Acquisitions in the blogosphere
Today it was announced that Weblogs, Inc. was acquired by AOL. Congratulations to Rafat Ali whose PaidContent.org broke the news yesterday during the We Media conference. Jason Calcanis' Weblogs, Inc. had quickly developed some very compelling content, most prominently Engadget, but also the Blackberry Hub, Blogging Baby, Autoblog and others. It's the same model that Primedia Enthusiast Magazines had used in the "traditional" publishing market; have compelling content geared towards niche markets of enthusiasts, written by enthusiasts. And here, it's proven to be just as compelling, but without the huge infrastructure required for a magazine publisher. It's rumored that the sale was in the $25M range, which seems a solid price for that property.
Of course, anyone involved in the NYC technology industry during the dot.com boom knows Jason. His Silicon Alley Reporter was must reading for anyone in the tech or content space. He later sold its successor to Wicks Business Information, which then sold to Dow Jones.
A day later, PaidContent also reports (via Jason Kottke) the rumors (yet unconfirmed) that Dave Winer's weblogs.com has been sold to Verisign. Weblogs.com was the first ping server.
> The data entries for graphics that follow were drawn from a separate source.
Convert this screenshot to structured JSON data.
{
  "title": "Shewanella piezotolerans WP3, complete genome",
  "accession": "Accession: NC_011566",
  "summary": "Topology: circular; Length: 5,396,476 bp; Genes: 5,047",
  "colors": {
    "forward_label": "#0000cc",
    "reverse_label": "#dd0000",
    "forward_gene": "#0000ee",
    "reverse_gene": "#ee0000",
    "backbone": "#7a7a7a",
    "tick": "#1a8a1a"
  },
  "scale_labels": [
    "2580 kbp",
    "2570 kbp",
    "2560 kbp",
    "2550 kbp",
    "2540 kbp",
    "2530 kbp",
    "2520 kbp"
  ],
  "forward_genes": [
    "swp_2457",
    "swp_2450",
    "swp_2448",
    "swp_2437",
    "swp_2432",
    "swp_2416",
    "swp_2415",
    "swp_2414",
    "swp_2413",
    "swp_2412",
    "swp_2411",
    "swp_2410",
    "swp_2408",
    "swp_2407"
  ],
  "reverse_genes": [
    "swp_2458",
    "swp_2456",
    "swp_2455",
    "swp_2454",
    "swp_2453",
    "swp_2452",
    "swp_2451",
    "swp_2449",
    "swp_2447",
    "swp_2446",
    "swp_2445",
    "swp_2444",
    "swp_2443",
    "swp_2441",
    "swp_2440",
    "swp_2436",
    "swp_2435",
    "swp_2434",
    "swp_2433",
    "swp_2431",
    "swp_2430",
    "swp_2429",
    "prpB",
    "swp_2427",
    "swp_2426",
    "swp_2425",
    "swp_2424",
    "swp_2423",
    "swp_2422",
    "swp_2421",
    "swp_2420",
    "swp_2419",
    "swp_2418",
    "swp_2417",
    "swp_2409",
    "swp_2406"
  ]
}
For those who don't blog, a ping server is the way that bloggers let the world know they've added a new post. While search engines spider and index content periodically, blogs are more like newsfeeds, so you need to ping the server to let all the search engines, RSS Readers and other tools know that you've added a new post.
What both of these transactions show is that the blogosphere is generating real value right now. This is not like the dot.com days where acquisitions or IPOs were based upon future potential, but instead are solid purchases based upon the traffic (and ad dollars) being generated right now.
Congratulations to Jason and Dave.
UPDATE: Michael Graves, of Verisign, confirms the Weblogs.com deal and explains the fit.